A fonte era linda, pareciam Pokémon
reais petrificados. Era na forma de um Gyarados que enrolava a cauda em
circulo, fechando a base da fonte, enquanto o resto do corpo erguia-se e
jorrava água pela larga boca aberta. Sobre o decorrer da cauda, Magikarp
jorravam água também pela boca diagonalmente para o centro e pareciam venerar
sua evolução. O resto da praça não possuía nada de excêntrico, apenas bancos de
madeira, árvores e plantas espalhados por ela, enquanto quatro caminhos de
cimento levavam à fonte, no centro. Era a principal “atração” da praça,
justamente por ser o diferencial, e era exatamente onde Sophie e Sakka estavam
sentadas entre os Magikarps, sobre a cauda do Gyarados.

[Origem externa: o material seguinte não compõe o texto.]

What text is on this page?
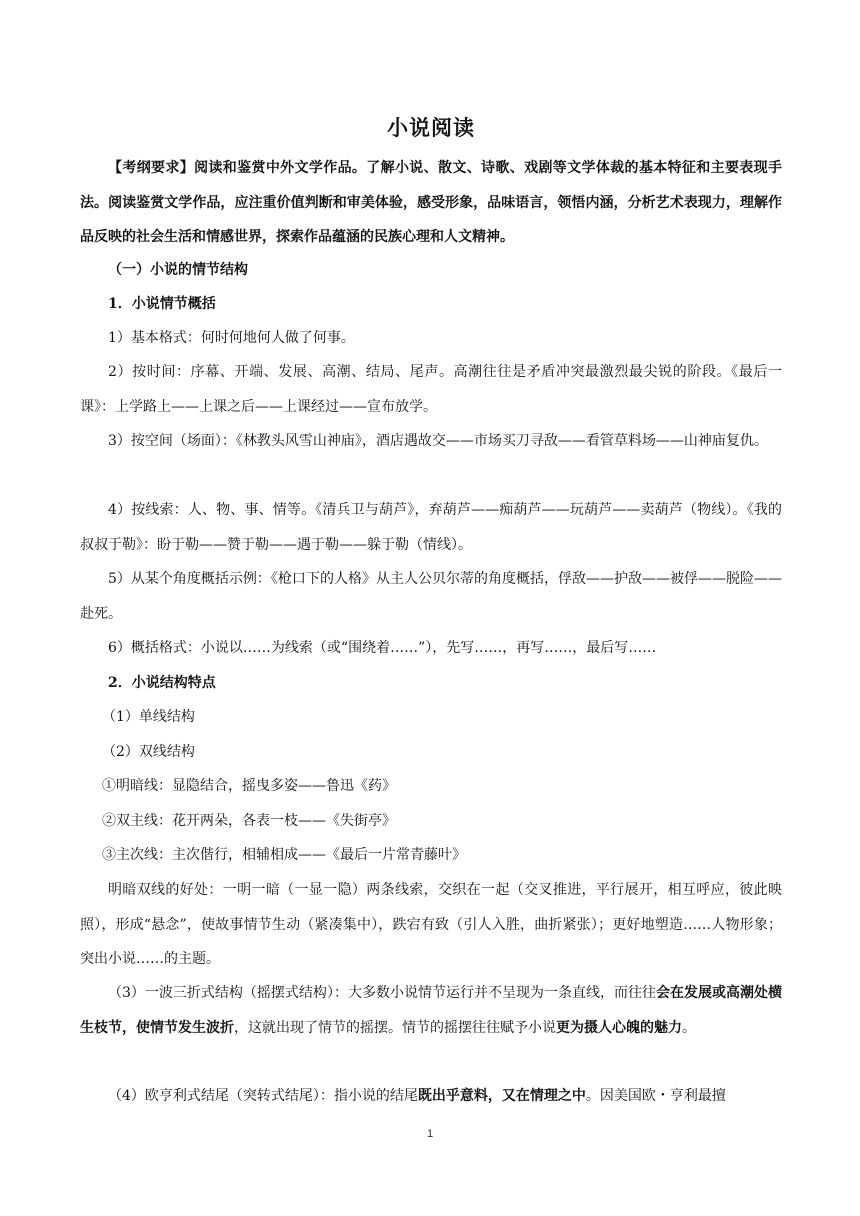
小说阅读

【考纲要求】阅读和鉴赏中外文学作品。了解小说、散文、诗歌、戏剧等文学体裁的基本特征和主要表现手法。阅读鉴赏文学作品，应注重价值判断和审美体验，感受形象，品味语言，领悟内涵，分析艺术表现力，理解作品反映的社会生活和情感世界，探索作品蕴涵的民族心理和人文精神。

（一）小说的情节结构

1．小说情节概括

1）基本格式：何时何地何人做了何事。

2）按时间：序幕、开端、发展、高潮、结局、尾声。高潮往往是矛盾冲突最激烈最尖锐的阶段。《最后一课》：上学路上——上课之后——上课经过——宣布放学。

3）按空间（场面）：《林教头风雪山神庙》，酒店遇故交——市场买刀寻敌——看管草料场——山神庙复仇。

4）按线索：人、物、事、情等。《清兵卫与葫芦》，弃葫芦——痴葫芦——玩葫芦——卖葫芦（物线）。《我的叔叔于勒》：盼于勒——赞于勒——遇于勒——躲于勒（情线）。

5）从某个角度概括示例：《枪口下的人格》从主人公贝尔蒂的角度概括，俘敌——护敌——被俘——脱险——赴死。

6）概括格式：小说以……为线索（或“围绕着……”），先写……，再写……，最后写……

2．小说结构特点

（1）单线结构

（2）双线结构

①明暗线：显隐结合，摇曳多姿——鲁迅《药》

②双主线：花开两朵，各表一枝——《失街亭》

③主次线：主次偕行，相辅相成——《最后一片常青藤叶》

明暗双线的好处：一明一暗（一显一隐）两条线索，交织在一起（交叉推进，平行展开，相互呼应，彼此映照），形成“悬念”，使故事情节生动（紧凑集中），跌宕有致（引人入胜，曲折紧张）；更好地塑造……人物形象；突出小说……的主题。

（3）一波三折式结构（摇摆式结构）：大多数小说情节运行并不呈现为一条直线，而往往会在发展或高潮处横生枝节，使情节发生波折，这就出现了情节的摇摆。情节的摇摆往往赋予小说更为摄人心魄的魅力。

（4）欧亨利式结尾（突转式结尾）：指小说的结尾既出乎意料，又在情理之中。因美国欧・亨利最擅

1
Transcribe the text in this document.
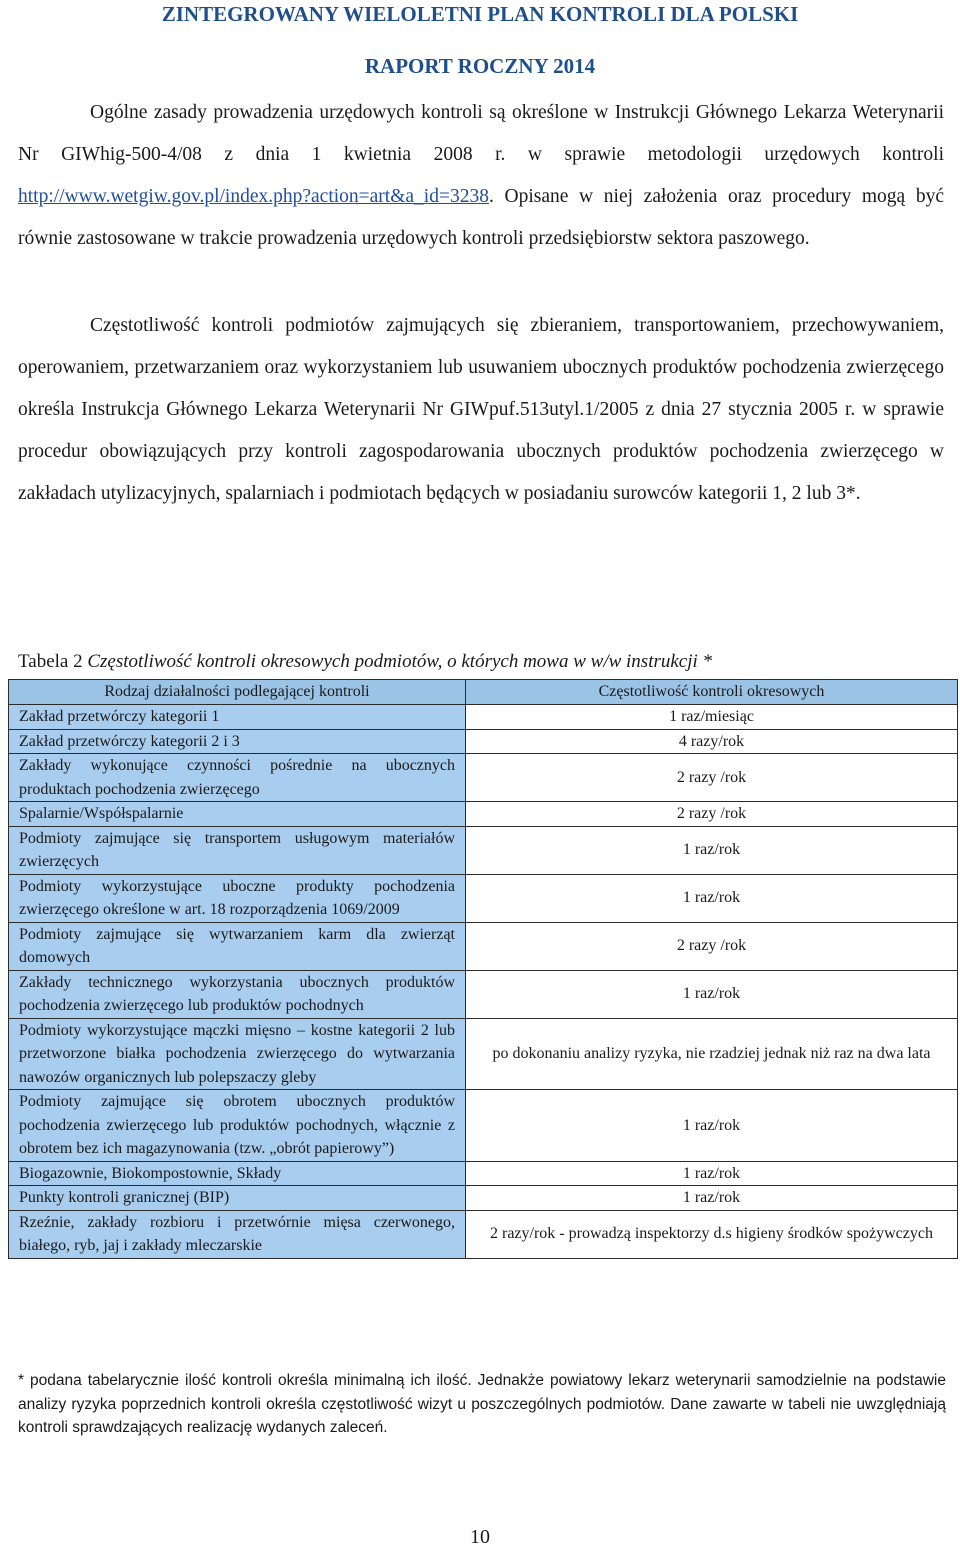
ZINTEGROWANY WIELOLETNI PLAN KONTROLI DLA POLSKI
RAPORT ROCZNY 2014

Ogólne zasady prowadzenia urzędowych kontroli są określone w Instrukcji Głównego Lekarza Weterynarii Nr GIWhig-500-4/08 z dnia 1 kwietnia 2008 r. w sprawie metodologii urzędowych kontroli http://www.wetgiw.gov.pl/index.php?action=art&a_id=3238. Opisane w niej założenia oraz procedury mogą być równie zastosowane w trakcie prowadzenia urzędowych kontroli przedsiębiorstw sektora paszowego.

Częstotliwość kontroli podmiotów zajmujących się zbieraniem, transportowaniem, przechowywaniem, operowaniem, przetwarzaniem oraz wykorzystaniem lub usuwaniem ubocznych produktów pochodzenia zwierzęcego określa Instrukcja Głównego Lekarza Weterynarii Nr GIWpuf.513utyl.1/2005 z dnia 27 stycznia 2005 r. w sprawie procedur obowiązujących przy kontroli zagospodarowania ubocznych produktów pochodzenia zwierzęcego w zakładach utylizacyjnych, spalarniach i podmiotach będących w posiadaniu surowców kategorii 1, 2 lub 3*.

Tabela 2 Częstotliwość kontroli okresowych podmiotów, o których mowa w w/w instrukcji *
Rodzaj działalności podlegającej kontroli	Częstotliwość kontroli okresowych
Zakład przetwórczy kategorii 1	1 raz/miesiąc
Zakład przetwórczy kategorii 2 i 3	4 razy/rok
Zakłady wykonujące czynności pośrednie na ubocznych produktach pochodzenia zwierzęcego	2 razy /rok
Spalarnie/Współspalarnie	2 razy /rok
Podmioty zajmujące się transportem usługowym materiałów zwierzęcych	1 raz/rok
Podmioty wykorzystujące uboczne produkty pochodzenia zwierzęcego określone w art. 18 rozporządzenia 1069/2009	1 raz/rok
Podmioty zajmujące się wytwarzaniem karm dla zwierząt domowych	2 razy /rok
Zakłady technicznego wykorzystania ubocznych produktów pochodzenia zwierzęcego lub produktów pochodnych	1 raz/rok
Podmioty wykorzystujące mączki mięsno – kostne kategorii 2 lub przetworzone białka pochodzenia zwierzęcego do wytwarzania nawozów organicznych lub polepszaczy gleby	po dokonaniu analizy ryzyka, nie rzadziej jednak niż raz na dwa lata
Podmioty zajmujące się obrotem ubocznych produktów pochodzenia zwierzęcego lub produktów pochodnych, włącznie z obrotem bez ich magazynowania (tzw. „obrót papierowy”)	1 raz/rok
Biogazownie, Biokompostownie, Składy	1 raz/rok
Punkty kontroli granicznej (BIP)	1 raz/rok
Rzeźnie, zakłady rozbioru i przetwórnie mięsa czerwonego, białego, ryb, jaj i zakłady mleczarskie	2 razy/rok - prowadzą inspektorzy d.s higieny środków spożywczych

* podana tabelarycznie ilość kontroli określa minimalną ich ilość. Jednakże powiatowy lekarz weterynarii samodzielnie na podstawie analizy ryzyka poprzednich kontroli określa częstotliwość wizyt u poszczególnych podmiotów. Dane zawarte w tabeli nie uwzględniają kontroli sprawdzających realizację wydanych zaleceń.

10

Como de costume, começaram a fazer
diversos truques para impressionar as pessoas que passavam: jogar um
considerável jato de água da fonte em um homem de terno apressado para o
trabalho sem que ele se molhasse o fez ficar confuso e cair na gargalhada,
rendendo-lhes um pouco de dinheiro; queimar a água da fonte com o poder da
mente impressionou um bando de crianças sem dinheiro, mas alguns pais deram
pela satisfação que foi para elas; Sophie engoliu e cuspiu fogo; alteraram a
cor da água da fonte, entre outros truques.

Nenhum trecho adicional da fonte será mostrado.